Practical Applications for SMBs

SMBs can fine-tune performance by selecting retry modes that align with their specific needs. For instance:

Standard retry mode: Ideal for general applications using multiple AWS resources.
Adaptive mode: Beneficial for businesses operating close to service limits, as it uses client-side rate limiting to manage workloads.

By tailoring retry strategies, SMBs can improve application performance while keeping operational costs in check.

For more insights on optimising AWS usage, the AWS Optimisation Tips, Costs & Best Practices for Small and Medium-sized Businesses blog offers detailed advice on cost management, cloud architecture, and performance enhancement tailored for SMBs.

Conclusion: Choosing the Right Retry Strategy

Selecting the right retry strategy depends on what your application requires. For the majority of small and medium-sized businesses (SMBs), the standard retry mode is a solid option. It effectively handles transient failures with features like jittered exponential backoff and circuit-breaking capabilities, ensuring stability even in multi-tenant environments where reliability is critical.

For applications with high traffic, the adaptive retry mode can be a better fit. This mode uses client-side rate limiting to adjust dynamically to downstream load. That said, it may introduce delays in initial requests and should only be used when clients are resource-isolated. This prevents throttling in one service from negatively impacting others.

Key Takeaways for SMBs

When customising and implementing a retry strategy, keep these points in mind:

Idempotency is essential: Before enabling retries, ensure operations are idempotent. This means they should yield the same result whether executed once or multiple times, avoiding issues like duplicate charges or data corruption.
Retry at a single layer: Limit retries to one layer of your application stack, and set appropriate timeouts for individual attempts and the overall execution. Retrying at multiple layers can lead to an exponential increase in attempts. For instance, three retries across five layers can result in 243 retries, which could overwhelm downstream services.
Stick to three attempts by default: A three-attempt limit usually strikes a good balance between reliability and resource usage. Avoid infinite retries to prevent runaway workloads. Additionally, reusing service clients can help by leveraging connection pooling.

FAQs

Which retry mode should I use for my workload?

The best retry mode will vary based on what you need:

Standard mode works well for most tasks, providing dependable retries with up to three attempts for common issues.
Adaptive mode is better for specialised scenarios, such as handling rate limits.
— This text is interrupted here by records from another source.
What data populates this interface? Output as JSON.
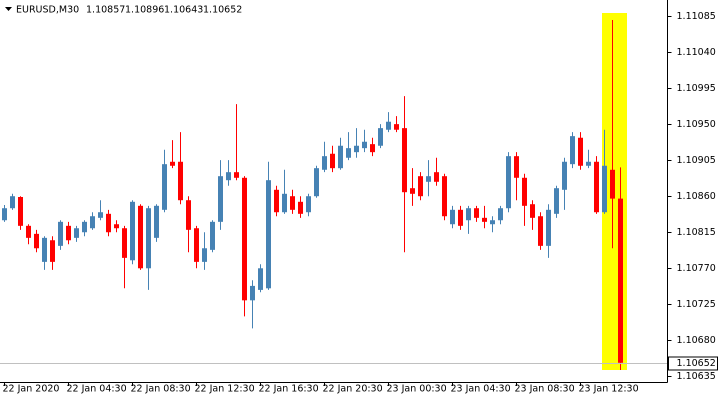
{
  "chart_data": {
    "type": "candlestick",
    "title": "EURUSD,M30",
    "categories": [
      "22 Jan 2020",
      null,
      null,
      null,
      null,
      null,
      null,
      null,
      "22 Jan 04:30",
      null,
      null,
      null,
      null,
      null,
      null,
      null,
      "22 Jan 08:30",
      null,
      null,
      null,
      null,
      null,
      null,
      null,
      "22 Jan 12:30",
      null,
      null,
      null,
      null,
      null,
      null,
      null,
      "22 Jan 16:30",
      null,
      null,
      null,
      null,
      null,
      null,
      null,
      "22 Jan 20:30",
      null,
      null,
      null,
      null,
      null,
      null,
      null,
      "23 Jan 00:30",
      null,
      null,
      null,
      null,
      null,
      null,
      null,
      "23 Jan 04:30",
      null,
      null,
      null,
      null,
      null,
      null,
      null,
      "23 Jan 08:30",
      null,
      null,
      null,
      null,
      null,
      null,
      null,
      "23 Jan 12:30",
      null,
      null,
      null,
      null,
      null
    ],
    "open": [
      1.1083,
      1.10845,
      1.10859,
      1.10823,
      1.10813,
      1.10778,
      1.10805,
      1.10798,
      1.10823,
      1.10808,
      1.10815,
      1.1082,
      1.10833,
      1.10838,
      1.10825,
      1.1082,
      1.1078,
      1.10848,
      1.1077,
      1.10808,
      1.10843,
      1.10903,
      1.10903,
      1.10855,
      1.1082,
      1.10778,
      1.10793,
      1.10828,
      1.1088,
      1.1089,
      1.10883,
      1.1073,
      1.10743,
      1.10745,
      1.10868,
      1.1084,
      1.1086,
      1.10853,
      1.1084,
      1.1086,
      1.10893,
      1.10913,
      1.10895,
      1.10908,
      1.10915,
      1.1092,
      1.10925,
      1.10923,
      1.10943,
      1.1095,
      1.10945,
      1.1087,
      1.10885,
      1.10878,
      1.1089,
      1.10885,
      1.10825,
      1.10843,
      1.1083,
      1.10845,
      1.10833,
      1.10825,
      1.1083,
      1.10845,
      1.1091,
      1.10883,
      1.1085,
      1.10835,
      1.10798,
      1.10838,
      1.10868,
      1.109,
      1.10933,
      1.10898,
      1.10903,
      1.1084,
      1.10893,
      1.10857
    ],
    "high": [
      1.10849,
      1.10863,
      1.1086,
      1.10825,
      1.10818,
      1.1081,
      1.1081,
      1.1083,
      1.10828,
      1.10823,
      1.1083,
      1.1084,
      1.10855,
      1.10843,
      1.1083,
      1.10823,
      1.10855,
      1.1085,
      1.10848,
      1.1085,
      1.10918,
      1.1093,
      1.1094,
      1.1086,
      1.10823,
      1.10815,
      1.1083,
      1.10905,
      1.10905,
      1.10975,
      1.10885,
      1.10755,
      1.10775,
      1.10903,
      1.10873,
      1.10893,
      1.10868,
      1.1086,
      1.10863,
      1.10898,
      1.10928,
      1.10923,
      1.10933,
      1.1094,
      1.10945,
      1.10943,
      1.10933,
      1.1095,
      1.10965,
      1.1096,
      1.10985,
      1.10895,
      1.1089,
      1.10905,
      1.10908,
      1.10888,
      1.10848,
      1.10848,
      1.10848,
      1.10848,
      1.10848,
      1.10835,
      1.10848,
      1.10915,
      1.10915,
      1.10888,
      1.10855,
      1.1084,
      1.1085,
      1.10873,
      1.10908,
      1.1094,
      1.1094,
      1.10918,
      1.1091,
      1.10943,
      1.1108,
      1.10896
    ],
    "low": [
      1.10828,
      1.10843,
      1.10818,
      1.108,
      1.1079,
      1.10768,
      1.10768,
      1.10793,
      1.108,
      1.10803,
      1.1081,
      1.10818,
      1.1083,
      1.1081,
      1.10815,
      1.10745,
      1.10775,
      1.10768,
      1.10743,
      1.10803,
      1.1084,
      1.10895,
      1.1085,
      1.1079,
      1.1077,
      1.10768,
      1.1079,
      1.10818,
      1.10873,
      1.1088,
      1.1071,
      1.10695,
      1.1074,
      1.10743,
      1.10835,
      1.10838,
      1.10838,
      1.10833,
      1.10835,
      1.10858,
      1.1089,
      1.1089,
      1.10893,
      1.10905,
      1.10908,
      1.10915,
      1.1091,
      1.1092,
      1.1094,
      1.1094,
      1.1079,
      1.10848,
      1.10855,
      1.1086,
      1.10873,
      1.1083,
      1.1082,
      1.10818,
      1.10813,
      1.10828,
      1.1082,
      1.10815,
      1.10825,
      1.1084,
      1.10855,
      1.10823,
      1.10818,
      1.10793,
      1.10783,
      1.10833,
      1.10843,
      1.10895,
      1.10893,
      1.10895,
      1.10838,
      1.10838,
      1.10795,
      1.10643
    ],
    "close": [
      1.10845,
      1.1086,
      1.10823,
      1.10808,
      1.10795,
      1.10808,
      1.10778,
      1.10828,
      1.10805,
      1.1082,
      1.10828,
      1.10835,
      1.1084,
      1.10815,
      1.1082,
      1.10783,
      1.10853,
      1.1077,
      1.10845,
      1.10848,
      1.109,
      1.10898,
      1.10855,
      1.10818,
      1.10778,
      1.10795,
      1.10828,
      1.10885,
      1.1089,
      1.10883,
      1.1073,
      1.10748,
      1.1077,
      1.1088,
      1.1084,
      1.10863,
      1.10843,
      1.10838,
      1.1086,
      1.10895,
      1.1091,
      1.10895,
      1.10923,
      1.1092,
      1.10923,
      1.10928,
      1.10915,
      1.10945,
      1.10953,
      1.10943,
      1.10865,
      1.10863,
      1.1086,
      1.10885,
      1.10878,
      1.10835,
      1.10843,
      1.10823,
      1.10845,
      1.10833,
      1.10828,
      1.1083,
      1.10845,
      1.1091,
      1.10883,
      1.10848,
      1.10833,
      1.10798,
      1.10843,
      1.1087,
      1.10903,
      1.10935,
      1.10898,
      1.10903,
      1.1084,
      1.10898,
      1.10857,
      1.10652
    ],
    "up_color": "#4682b4",
    "down_color": "#ff0000",
    "ylim": [
      1.10628,
      1.11105
    ],
    "yticks": [
      1.11085,
      {
        "value": 1.1104,
        "label": "1.11040"
      },
      1.10995,
      {
        "value": 1.1095,
        "label": "1.10950"
      },
      1.10905,
      {
        "value": 1.1086,
        "label": "1.10860"
      },
      1.10815,
      {
        "value": 1.1077,
        "label": "1.10770"
      },
      1.10725,
      {
        "value": 1.1068,
        "label": "1.10680"
      },
      1.10635
    ]
  }
}
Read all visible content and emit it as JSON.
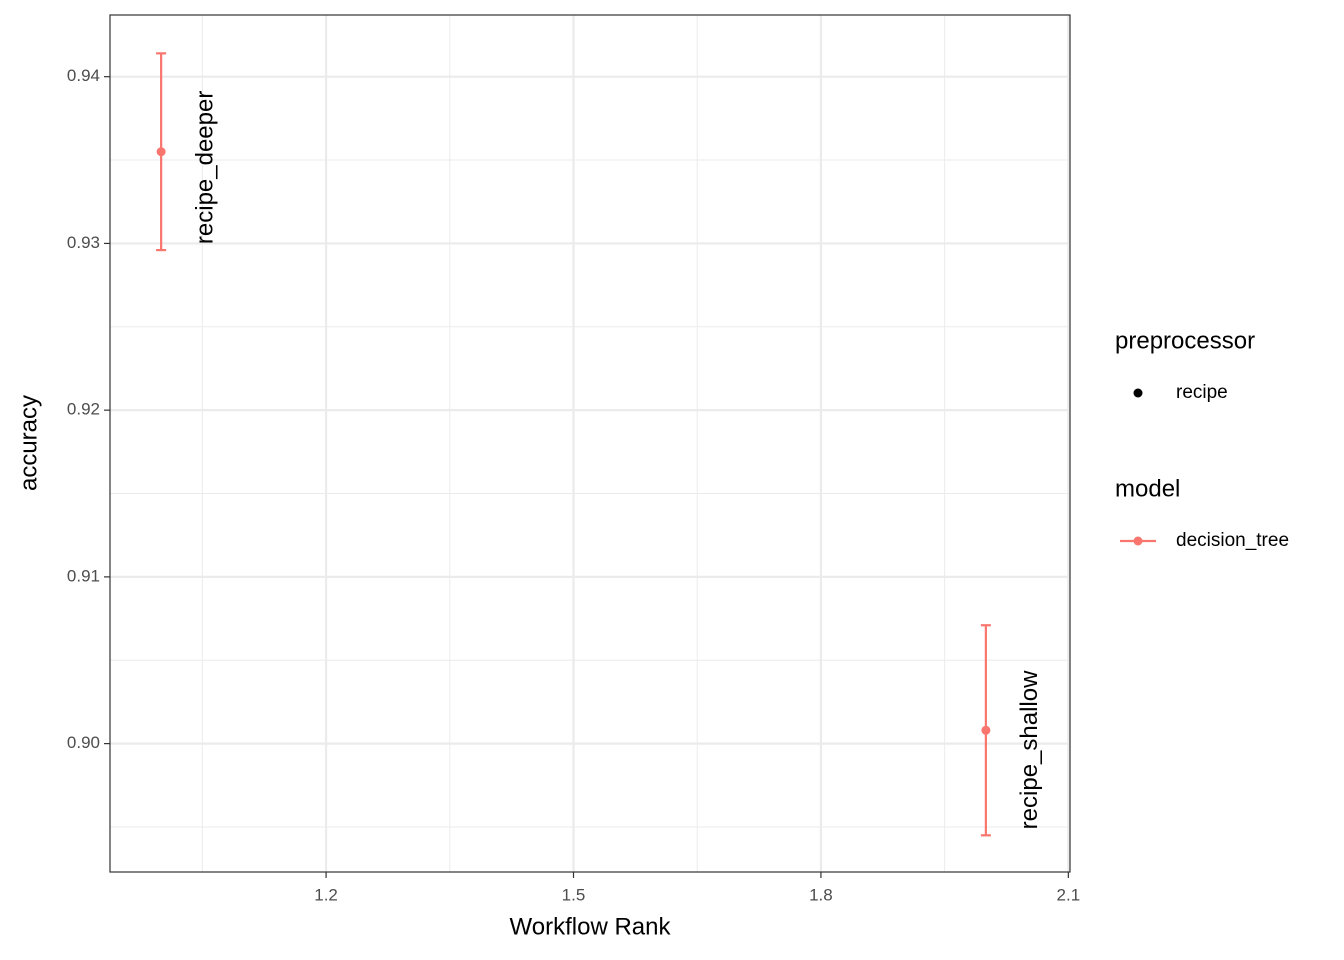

It includes client-side rate limiting but is still experimental and not suitable for multi-tenant environments.
Legacy mode is outdated and generally not recommended.

For the majority of situations, standard mode remains the safest and most reliable option.

How do I set safe timeouts alongside retries?

Configuring safe timeouts with retries in AWS SDKs is crucial to prevent requests from hanging indefinitely and to ensure they fail quickly when necessary. For Java, you can use the apiCallTimeout setting to define the total duration of a request and apiCallAttemptTimeout to specify the maximum time for each individual attempt.

In Go, you’ll need to adjust MaxAttempts and MaxBackOffDelay for retry behaviour while also configuring HTTP client timeouts. By combining total time limits with per-attempt restrictions, you create a balance that allows for reliable retries without risking endless delays.

How can I avoid duplicate writes when retries happen?

To prevent duplicate writes during retries, implement an exponential backoff with jitter strategy. This method introduces randomised delays between retries, which helps minimise the risk of simultaneous retries and duplicate operations.

Another key practice is ensuring that your operations are idempotent. This means they can be safely retried without causing duplicates or inconsistencies in your system. The good news? Many AWS SDKs already come with built-in retry mechanisms that incorporate these strategies, making implementation much easier.